The journey to self-acceptance
I’ve long since stopped wondering whether this or that person drawing me thinks I’m attractive. I don't kid myself, especially not in a room full of college kids. But I still feel confident in my skin. I still feel my very best with no clothes on. Continuing to spend time nude helps me stay in touch with my body and come to terms with how it has changed.
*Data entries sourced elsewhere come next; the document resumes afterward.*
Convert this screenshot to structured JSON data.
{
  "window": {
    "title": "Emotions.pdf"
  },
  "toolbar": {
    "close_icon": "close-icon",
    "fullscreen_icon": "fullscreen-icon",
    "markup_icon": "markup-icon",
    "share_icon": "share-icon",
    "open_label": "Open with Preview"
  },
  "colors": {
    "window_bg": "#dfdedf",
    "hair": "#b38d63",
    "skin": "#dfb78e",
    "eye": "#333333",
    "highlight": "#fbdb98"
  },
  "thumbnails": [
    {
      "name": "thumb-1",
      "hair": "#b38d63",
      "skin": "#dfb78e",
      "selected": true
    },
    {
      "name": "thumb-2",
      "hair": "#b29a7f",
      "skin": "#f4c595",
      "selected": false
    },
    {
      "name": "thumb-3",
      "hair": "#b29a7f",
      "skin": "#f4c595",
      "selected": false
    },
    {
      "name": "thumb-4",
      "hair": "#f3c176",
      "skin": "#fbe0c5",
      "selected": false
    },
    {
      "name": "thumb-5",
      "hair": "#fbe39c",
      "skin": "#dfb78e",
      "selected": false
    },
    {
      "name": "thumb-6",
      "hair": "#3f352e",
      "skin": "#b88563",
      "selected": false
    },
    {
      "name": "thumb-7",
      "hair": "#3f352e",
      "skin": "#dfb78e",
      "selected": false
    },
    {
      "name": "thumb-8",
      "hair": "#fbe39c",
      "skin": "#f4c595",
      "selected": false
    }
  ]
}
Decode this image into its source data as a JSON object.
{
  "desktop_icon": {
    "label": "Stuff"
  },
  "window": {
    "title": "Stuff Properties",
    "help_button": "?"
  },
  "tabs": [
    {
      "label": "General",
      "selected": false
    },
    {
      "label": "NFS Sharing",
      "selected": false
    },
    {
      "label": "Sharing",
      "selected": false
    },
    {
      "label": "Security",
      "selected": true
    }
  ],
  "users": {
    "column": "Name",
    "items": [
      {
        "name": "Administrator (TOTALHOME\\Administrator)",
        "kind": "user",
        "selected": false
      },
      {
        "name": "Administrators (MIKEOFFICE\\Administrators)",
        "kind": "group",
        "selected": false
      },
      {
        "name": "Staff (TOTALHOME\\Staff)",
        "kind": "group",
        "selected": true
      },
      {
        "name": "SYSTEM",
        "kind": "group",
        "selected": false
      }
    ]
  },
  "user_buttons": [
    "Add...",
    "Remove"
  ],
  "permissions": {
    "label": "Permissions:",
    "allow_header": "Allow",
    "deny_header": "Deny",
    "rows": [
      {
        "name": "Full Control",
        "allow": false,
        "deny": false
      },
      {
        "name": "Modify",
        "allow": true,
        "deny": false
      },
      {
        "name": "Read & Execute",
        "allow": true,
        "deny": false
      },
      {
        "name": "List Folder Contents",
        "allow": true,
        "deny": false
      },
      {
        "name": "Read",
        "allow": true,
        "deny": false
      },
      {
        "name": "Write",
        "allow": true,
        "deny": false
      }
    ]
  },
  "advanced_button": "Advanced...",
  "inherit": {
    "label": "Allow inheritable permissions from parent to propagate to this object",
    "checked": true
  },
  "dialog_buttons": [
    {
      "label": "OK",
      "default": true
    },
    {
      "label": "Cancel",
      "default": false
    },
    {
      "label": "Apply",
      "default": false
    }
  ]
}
My body is not what it was at eighteen, or twenty-five, or forty, or fifty. That's precisely why they use older models, and models with a range of body shapes; because not everyone in the world looks the same. Aging is part of life, if we're lucky, and this is how it looks to be me at seventy-two. I can either continue my quest for self-acceptance or give in to the body shame I worked so hard to beat. I could stop showing my wrinkles and surgical scars to spare others the supposedly awful sight of an older human being, or I can continue to celebrate this vessel I live in.
I love it when one of the people drawing says, with admiration, “You’re so comfortable with your body,” and I agree. I’ve pushed my confidence far beyond the safety zone of art studios. I’m fine with being seen nude by almost anyone, almost anywhere. Figure modeling may not usually qualify as public nudity, but I’ve actually done it on a street corner as part of an art event. I've participated in my share of World Naked Bike Rides and wild San Francisco street fairs, too. This acquired comfort and self-acceptance didn’t come easily to me. I started learning it on that nude beach when I was seventeen, and I’m still working on it. There are bad days when I think it might be time to cover up this old body for good. So far, I've pushed through those negative feelings.
I don’t get naked for anyone else’s benefit. I do it for myself. Nudity is still my happy place, and no one is too old to be naked. 🪐
Thanks for sharing about your work as a model. I enjoyed your article.
Thanks for sharing your amazing journey. I hope it inspires others to follow your path.